Klasifikasi ini merujuk pada bukti percakapan bermuatan seksual di grup media sosial yang sempat viral dan melibatkan mahasiswa angkatan 2023. Peristiwa ini kini sedang dalam penanganan serius oleh pihak kampus dan otoritas terkait sebagaimana dilansir dari Nasional.

Anggota Komnas Perempuan, Devi Rahayu, memberikan penegasan mengenai status hukum tindakan tersebut yang kini telah diakomodasi dalam regulasi nasional terbaru guna melindungi para korban di ruang siber.

"Komnas Perempuan menegaskan bahwa tindakan para pelaku masuk dalam kategori Kekerasan Seksual Berbasis Elektronik atau Kekerasan Berbasis Gender Online," ujar Devi Rahayu, Anggota Komnas Perempuan.

Devi menambahkan bahwa dampak dari tindakan ini bersifat nyata dan memiliki pengaruh jangka panjang terhadap kondisi psikis korban sehingga tidak dapat dianggap sebagai persoalan ringan.

"Kami menghargai keberanian korban yang telah bersuara dan melaporkan kasus ini kepada satgas.

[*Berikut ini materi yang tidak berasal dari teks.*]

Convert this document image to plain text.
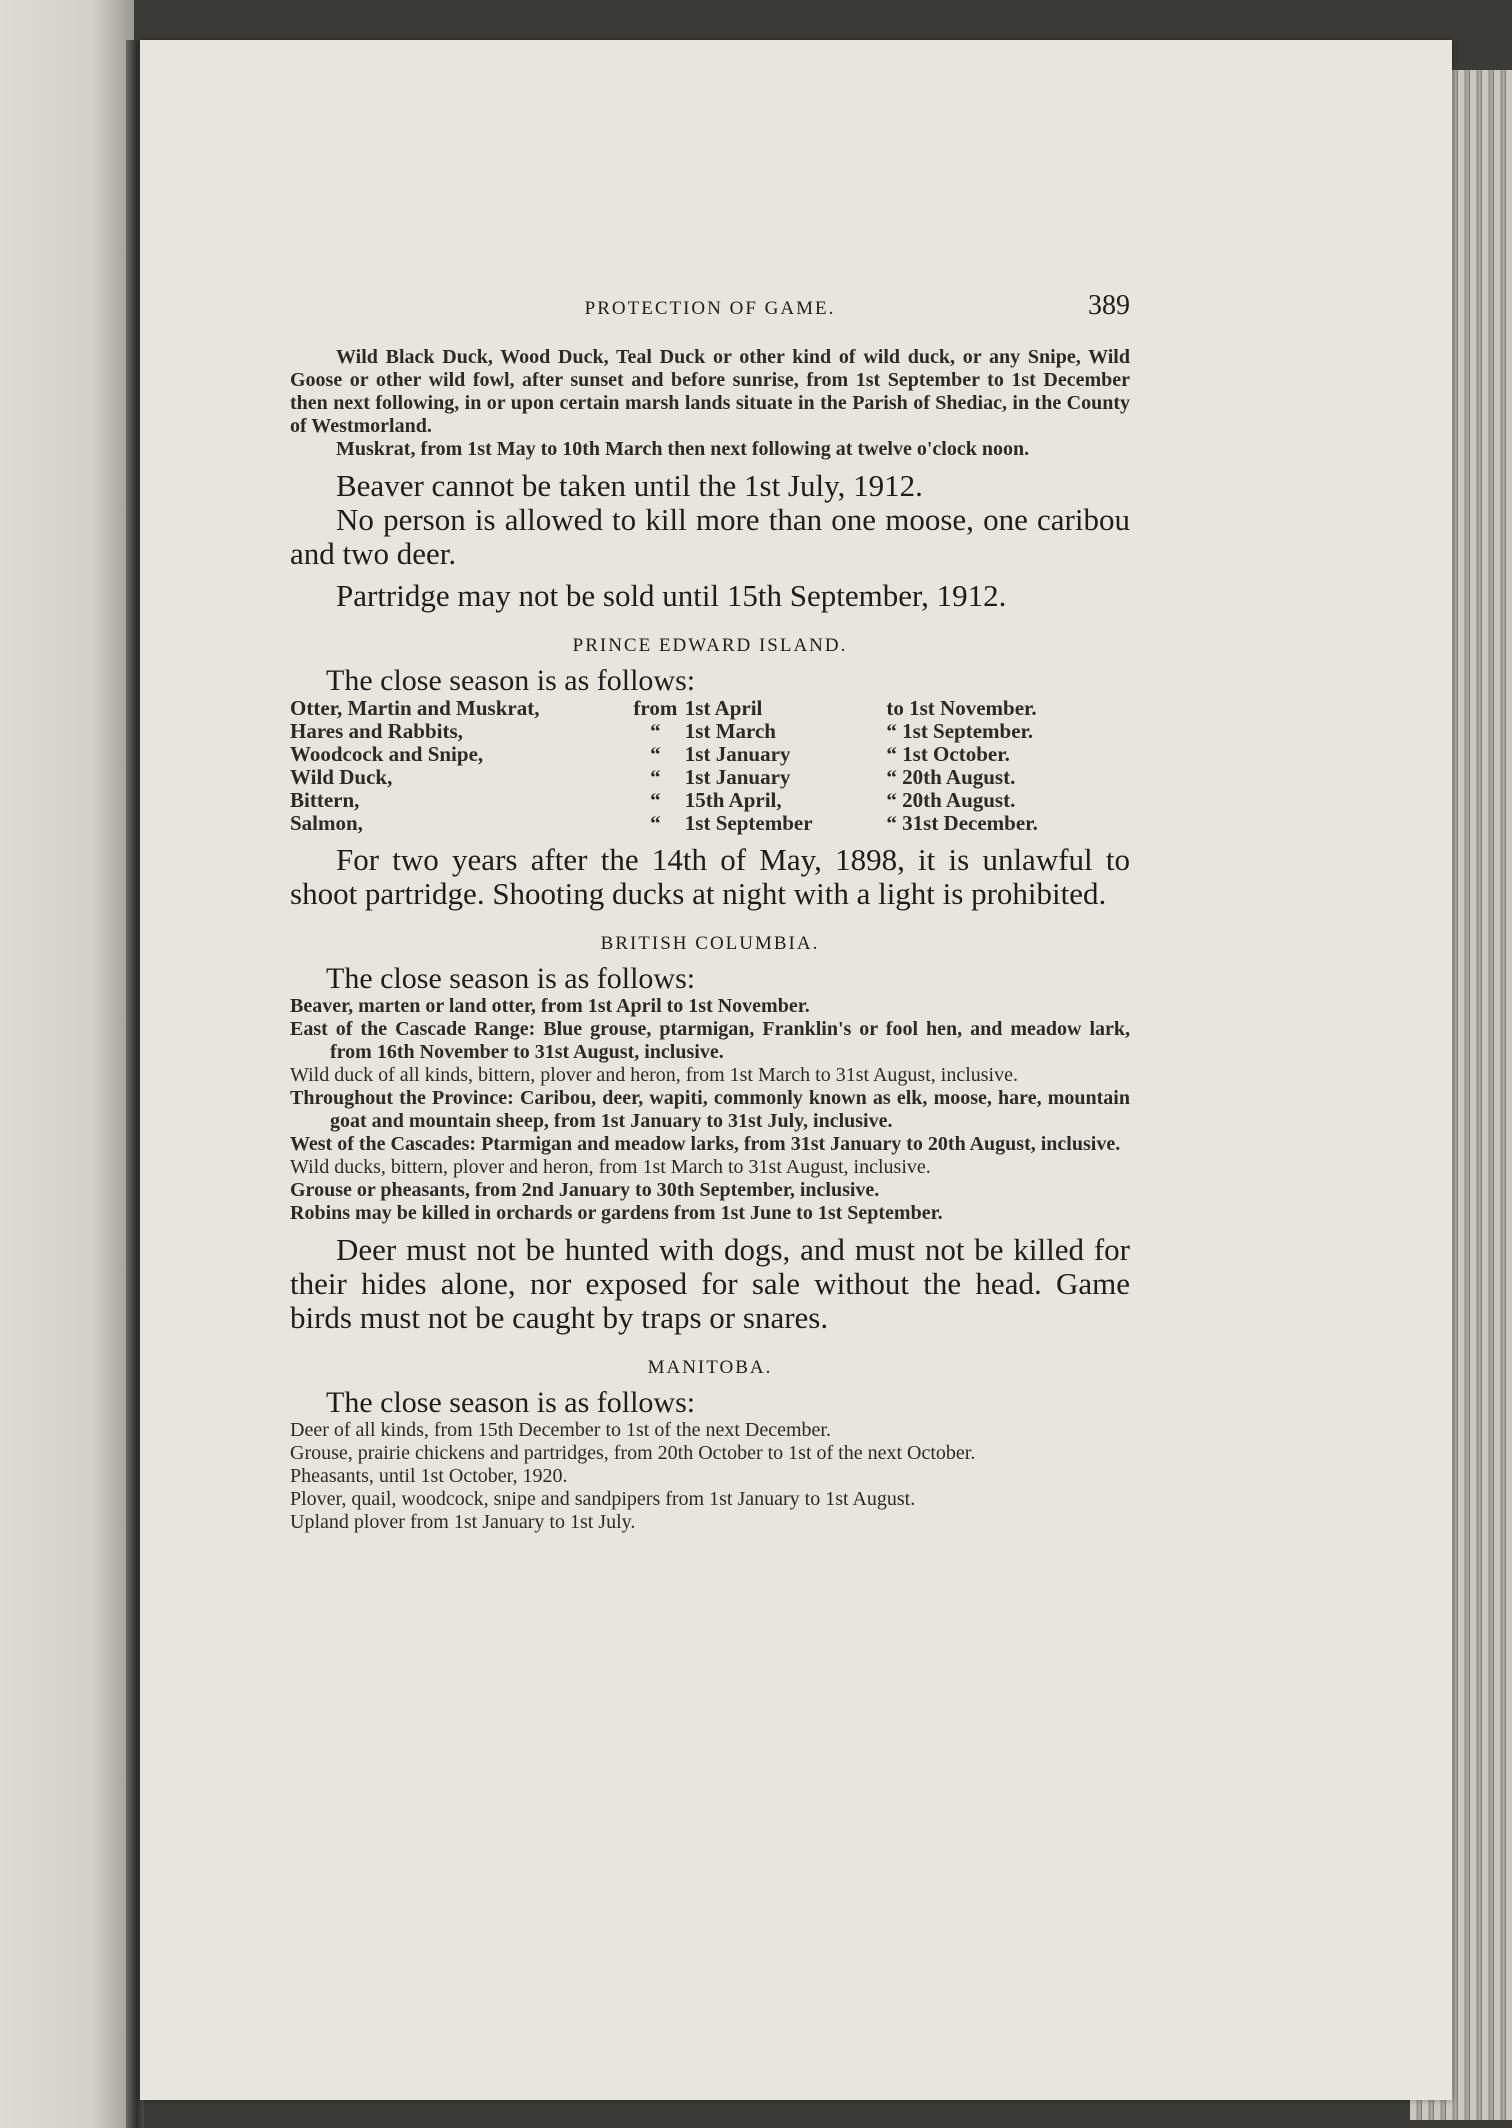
PROTECTION OF GAME.	389

Wild Black Duck, Wood Duck, Teal Duck or other kind of wild duck, or any Snipe, Wild Goose or other wild fowl, after sunset and before sunrise, from 1st September to 1st December then next following, in or upon certain marsh lands situate in the Parish of Shediac, in the County of Westmorland.

Muskrat, from 1st May to 10th March then next following at twelve o'clock noon.

Beaver cannot be taken until the 1st July, 1912.

No person is allowed to kill more than one moose, one caribou and two deer.

Partridge may not be sold until 15th September, 1912.

PRINCE EDWARD ISLAND.

The close season is as follows:

Otter, Martin and Muskrat,	from	1st April	to 1st November.
Hares and Rabbits,	“	1st March	“ 1st September.
Woodcock and Snipe,	“	1st January	“ 1st October.
Wild Duck,	“	1st January	“ 20th August.
Bittern,	“	15th April,	“ 20th August.
Salmon,	“	1st September	“ 31st December.

For two years after the 14th of May, 1898, it is unlawful to shoot partridge. Shooting ducks at night with a light is prohibited.

BRITISH COLUMBIA.

The close season is as follows:

Beaver, marten or land otter, from 1st April to 1st November.

East of the Cascade Range: Blue grouse, ptarmigan, Franklin's or fool hen, and meadow lark, from 16th November to 31st August, inclusive.

Wild duck of all kinds, bittern, plover and heron, from 1st March to 31st August, inclusive.

Throughout the Province: Caribou, deer, wapiti, commonly known as elk, moose, hare, mountain goat and mountain sheep, from 1st January to 31st July, inclusive.

West of the Cascades: Ptarmigan and meadow larks, from 31st January to 20th August, inclusive.

Wild ducks, bittern, plover and heron, from 1st March to 31st August, inclusive.

Grouse or pheasants, from 2nd January to 30th September, inclusive.

Robins may be killed in orchards or gardens from 1st June to 1st September.

Deer must not be hunted with dogs, and must not be killed for their hides alone, nor exposed for sale without the head. Game birds must not be caught by traps or snares.

MANITOBA.

The close season is as follows:

Deer of all kinds, from 15th December to 1st of the next December.

Grouse, prairie chickens and partridges, from 20th October to 1st of the next October.

Pheasants, until 1st October, 1920.

Plover, quail, woodcock, snipe and sandpipers from 1st January to 1st August.

Upland plover from 1st January to 1st July.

Kami mendesak agar kasus ini ditangani sesuai hukum yang berlaku secara penuh, bukan direduksi menjadi sekadar pelanggaran etik," ucap Devi Rahayu, Anggota Komnas Perempuan.

Pihak Fakultas Hukum UI menyatakan sikap tegas terhadap perilaku para mahasiswanya melalui pengumuman resmi yang dirilis oleh jajaran dekanat pada akhir pekan lalu.

"Fakultas mengecam keras segala bentuk perilaku yang merendahkan martabat manusia serta bertentangan dengan nilai hukum dan etika akademik," bunyi pernyataan Fakultas Hukum UI.

Investigasi internal saat ini sedang berjalan dengan melibatkan Satuan Tugas Pencegahan dan Penanganan Kekerasan Seksual (Satgas PPKS) UI untuk memastikan keadilan bagi penyintas melalui proses verifikasi dan pengumpulan bukti.

"Dan pemanggilan terhadap mahasiswa yang diduga terlibat," ujar Erwin Agustian Panigoro, Direktur Hubungan Masyarakat, Media, Pemerintah, dan Internasional UI.

Manajemen universitas tidak menutup peluang untuk membawa kasus ini ke ranah hukum kepolisian apabila ditemukan bukti kuat adanya pelanggaran pidana sesuai dengan Undang-Undang yang berlaku.

"Termasuk sanksi akademik hingga pemberhentian sebagai mahasiswa," ujar Erwin Agustian Panigoro, Direktur Hubungan Masyarakat, Media, Pemerintah, dan Internasional UI.

Langkah koordinasi dengan aparat penegak hukum menjadi opsi lanjutan jika hasil investigasi menunjukkan adanya unsur kejahatan yang melampaui batas aturan internal institusi pendidikan.

"Serta tidak menutup kemungkinan koordinasi lebih lanjut dengan aparat penegak hukum jika ditemukan unsur pidana," kata Erwin Agustian Panigoro, Direktur Hubungan Masyarakat, Media, Pemerintah, dan Internasional UI.